The stone grave slab has a Caman & Sliothar carved into it.
Iona is only 3 1/2 miles long and 1 1/2 wide and has more sheep than people, but it occupies a special place in Britain's history. It was from there in A.D. 563 that St. Columba set out with 12 followers from Ireland to begin the conversion of Scotland to Christianity. The island also was a target of Norse plunderers and the scene of centuries of clan and religious warfare. Its ancient burial place contains the graves of kings, and its restored abbey and the ruins of a convent date from the 11th century.

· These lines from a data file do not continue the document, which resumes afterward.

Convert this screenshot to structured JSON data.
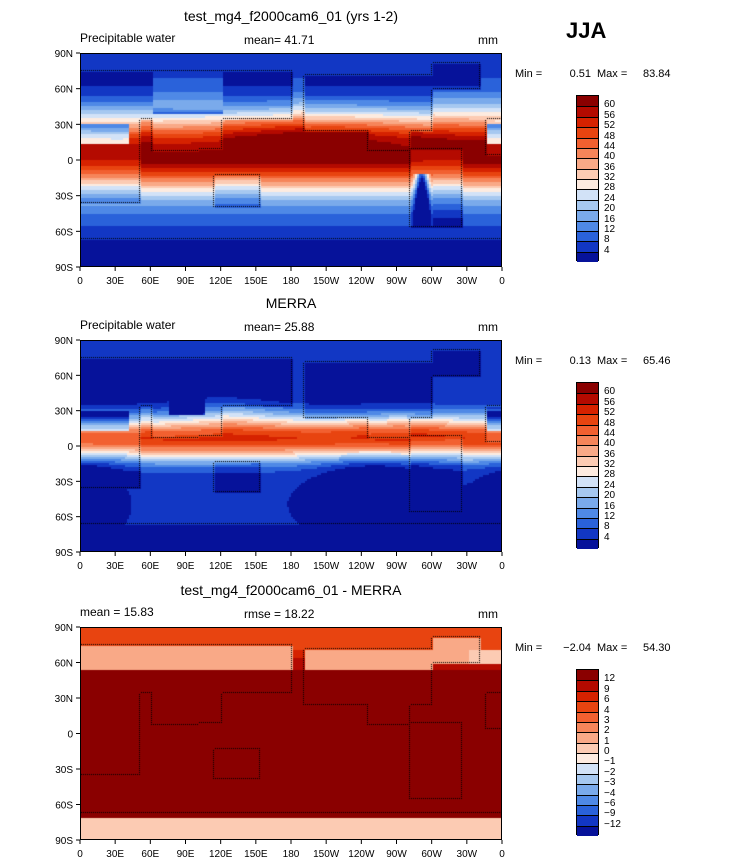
{
  "season": "JJA",
  "panels": [
    {
      "title": "test_mg4_f2000cam6_01 (yrs 1-2)",
      "left_label": "Precipitable water",
      "center_label": "mean=  41.71",
      "right_label": "mm",
      "min_label": "Min =",
      "min_value": "0.51",
      "max_label": "Max =",
      "max_value": "83.84",
      "levels": [
        "60",
        "56",
        "52",
        "48",
        "44",
        "40",
        "36",
        "32",
        "28",
        "24",
        "20",
        "16",
        "12",
        "8",
        "4"
      ],
      "colors": [
        "#8a0000",
        "#b40a00",
        "#d62200",
        "#e84410",
        "#f26030",
        "#f6855a",
        "#f9a987",
        "#fccbb3",
        "#fdebe0",
        "#d2e2f7",
        "#a6c8f0",
        "#7aaaeb",
        "#4f89e6",
        "#2a62da",
        "#1237c4",
        "#06129a"
      ],
      "field": "model"
    },
    {
      "title": "MERRA",
      "left_label": "Precipitable water",
      "center_label": "mean=  25.88",
      "right_label": "mm",
      "min_label": "Min =",
      "min_value": "0.13",
      "max_label": "Max =",
      "max_value": "65.46",
      "levels": [
        "60",
        "56",
        "52",
        "48",
        "44",
        "40",
        "36",
        "32",
        "28",
        "24",
        "20",
        "16",
        "12",
        "8",
        "4"
      ],
      "colors": [
        "#8a0000",
        "#b40a00",
        "#d62200",
        "#e84410",
        "#f26030",
        "#f6855a",
        "#f9a987",
        "#fccbb3",
        "#fdebe0",
        "#d2e2f7",
        "#a6c8f0",
        "#7aaaeb",
        "#4f89e6",
        "#2a62da",
        "#1237c4",
        "#06129a"
      ],
      "field": "obs"
    },
    {
      "title": "test_mg4_f2000cam6_01 - MERRA",
      "left_label": "mean =   15.83",
      "center_label": "rmse =   18.22",
      "right_label": "mm",
      "min_label": "Min =",
      "min_value": "−2.04",
      "max_label": "Max =",
      "max_value": "54.30",
      "levels": [
        "12",
        "9",
        "6",
        "4",
        "3",
        "2",
        "1",
        "0",
        "−1",
        "−2",
        "−3",
        "−4",
        "−6",
        "−9",
        "−12"
      ],
      "colors": [
        "#8a0000",
        "#b40a00",
        "#d62200",
        "#e84410",
        "#f26030",
        "#f6855a",
        "#f9a987",
        "#fccbb3",
        "#fdebe0",
        "#d2e2f7",
        "#a6c8f0",
        "#7aaaeb",
        "#4f89e6",
        "#2a62da",
        "#1237c4",
        "#06129a"
      ],
      "field": "diff"
    }
  ],
  "chart_data": {
    "type": "heatmap",
    "x_ticks": [
      "0",
      "30E",
      "60E",
      "90E",
      "120E",
      "150E",
      "180",
      "150W",
      "120W",
      "90W",
      "60W",
      "30W",
      "0"
    ],
    "y_ticks": [
      "90N",
      "60N",
      "30N",
      "0",
      "30S",
      "60S",
      "90S"
    ],
    "xlim": [
      0,
      360
    ],
    "ylim": [
      -90,
      90
    ]
  }
}
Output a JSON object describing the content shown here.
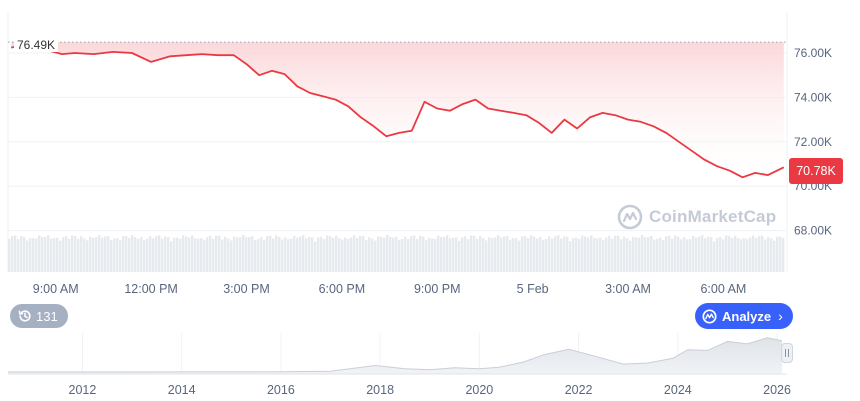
{
  "chart_data": {
    "type": "line",
    "currency_prefix": "",
    "start_value_label": "76.49K",
    "current_value_label": "70.78K",
    "start_value": 76.49,
    "current_value": 70.78,
    "y_unit": "K",
    "ylim": [
      67.0,
      78.0
    ],
    "y_ticks": [
      {
        "value": 76,
        "label": "76.00K"
      },
      {
        "value": 74,
        "label": "74.00K"
      },
      {
        "value": 72,
        "label": "72.00K"
      },
      {
        "value": 70,
        "label": "70.00K"
      },
      {
        "value": 68,
        "label": "68.00K"
      }
    ],
    "x_range_hours": [
      7.5,
      32.0
    ],
    "x_ticks": [
      {
        "value": 9,
        "label": "9:00 AM"
      },
      {
        "value": 12,
        "label": "12:00 PM"
      },
      {
        "value": 15,
        "label": "3:00 PM"
      },
      {
        "value": 18,
        "label": "6:00 PM"
      },
      {
        "value": 21,
        "label": "9:00 PM"
      },
      {
        "value": 24,
        "label": "5 Feb"
      },
      {
        "value": 27,
        "label": "3:00 AM"
      },
      {
        "value": 30,
        "label": "6:00 AM"
      }
    ],
    "x_hours": [
      7.6,
      8.2,
      8.8,
      9.2,
      9.6,
      10.2,
      10.8,
      11.4,
      12.0,
      12.6,
      13.1,
      13.6,
      14.1,
      14.6,
      15.0,
      15.4,
      15.8,
      16.2,
      16.6,
      17.0,
      17.4,
      17.8,
      18.2,
      18.6,
      19.0,
      19.4,
      19.8,
      20.2,
      20.6,
      21.0,
      21.4,
      21.8,
      22.2,
      22.6,
      23.0,
      23.4,
      23.8,
      24.2,
      24.6,
      25.0,
      25.4,
      25.8,
      26.2,
      26.6,
      27.0,
      27.4,
      27.8,
      28.2,
      28.6,
      29.0,
      29.4,
      29.8,
      30.2,
      30.6,
      31.0,
      31.4,
      31.9
    ],
    "series": [
      {
        "values": [
          76.25,
          76.35,
          76.1,
          75.95,
          76.0,
          75.95,
          76.05,
          76.0,
          75.6,
          75.85,
          75.9,
          75.95,
          75.9,
          75.9,
          75.5,
          75.0,
          75.2,
          75.05,
          74.5,
          74.2,
          74.05,
          73.9,
          73.6,
          73.1,
          72.7,
          72.25,
          72.4,
          72.5,
          73.8,
          73.5,
          73.4,
          73.7,
          73.9,
          73.5,
          73.4,
          73.3,
          73.2,
          72.85,
          72.4,
          73.0,
          72.6,
          73.1,
          73.3,
          73.2,
          73.0,
          72.9,
          72.7,
          72.4,
          72.0,
          71.6,
          71.2,
          70.9,
          70.7,
          70.4,
          70.6,
          70.5,
          70.85
        ]
      }
    ],
    "navigator": {
      "x_ticks": [
        {
          "value": 2012,
          "label": "2012"
        },
        {
          "value": 2014,
          "label": "2014"
        },
        {
          "value": 2016,
          "label": "2016"
        },
        {
          "value": 2018,
          "label": "2018"
        },
        {
          "value": 2020,
          "label": "2020"
        },
        {
          "value": 2022,
          "label": "2022"
        },
        {
          "value": 2024,
          "label": "2024"
        },
        {
          "value": 2026,
          "label": "2026"
        }
      ],
      "x_range": [
        2010.5,
        2026.2
      ],
      "years": [
        2010.5,
        2012,
        2013,
        2014,
        2015,
        2016,
        2017,
        2017.9,
        2018.5,
        2019,
        2019.5,
        2020,
        2020.4,
        2020.9,
        2021.3,
        2021.8,
        2022.3,
        2022.9,
        2023.4,
        2023.9,
        2024.2,
        2024.6,
        2025.0,
        2025.4,
        2025.8,
        2026.1
      ],
      "relative_price": [
        0.0,
        0.0,
        0.0,
        0.003,
        0.004,
        0.005,
        0.02,
        0.18,
        0.09,
        0.06,
        0.12,
        0.09,
        0.13,
        0.28,
        0.48,
        0.63,
        0.45,
        0.22,
        0.25,
        0.38,
        0.62,
        0.6,
        0.85,
        0.78,
        0.95,
        0.87
      ]
    }
  },
  "history_badge": {
    "icon": "history-icon",
    "count": "131"
  },
  "analyze_button": {
    "icon": "analyze-icon",
    "label": "Analyze",
    "chevron": "chevron-right-icon"
  },
  "watermark": {
    "text": "CoinMarketCap",
    "icon": "coinmarketcap-logo"
  },
  "colors": {
    "line": "#ea3943",
    "fill_top": "#fbd3d6",
    "grid": "#eff2f5",
    "volume": "#e6e9ee",
    "navigator_fill": "#e9ecf0",
    "accent_blue": "#3861fb",
    "badge_gray": "#a6b0c3"
  }
}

The story of Iona reads more like myth than history. Legend holds that when Columba, the descendant of an Irish king, arrived from Ireland with the daunting goal of converting the fearsome Picts to the faith of St. Patrick, he sought to do penance for the slaughter of 3,000 men in battle. He looked for a place from which he could not see his homeland. His boat, a wicker-and-hide coracle, beached at the southern tip of the island, and from there he climbed to the highest point nearby and failed to see his own country. To this day, the grassy spot is known as the Hill With Its Back to Ireland.
Near the northern end of the island Columba's monks established the huts of the first monastery. By 597, the year of Columba's death, he had converted the Picts and the Scots, and much of northern England. His missionaries had spread as far as southern England, France and Switzerland.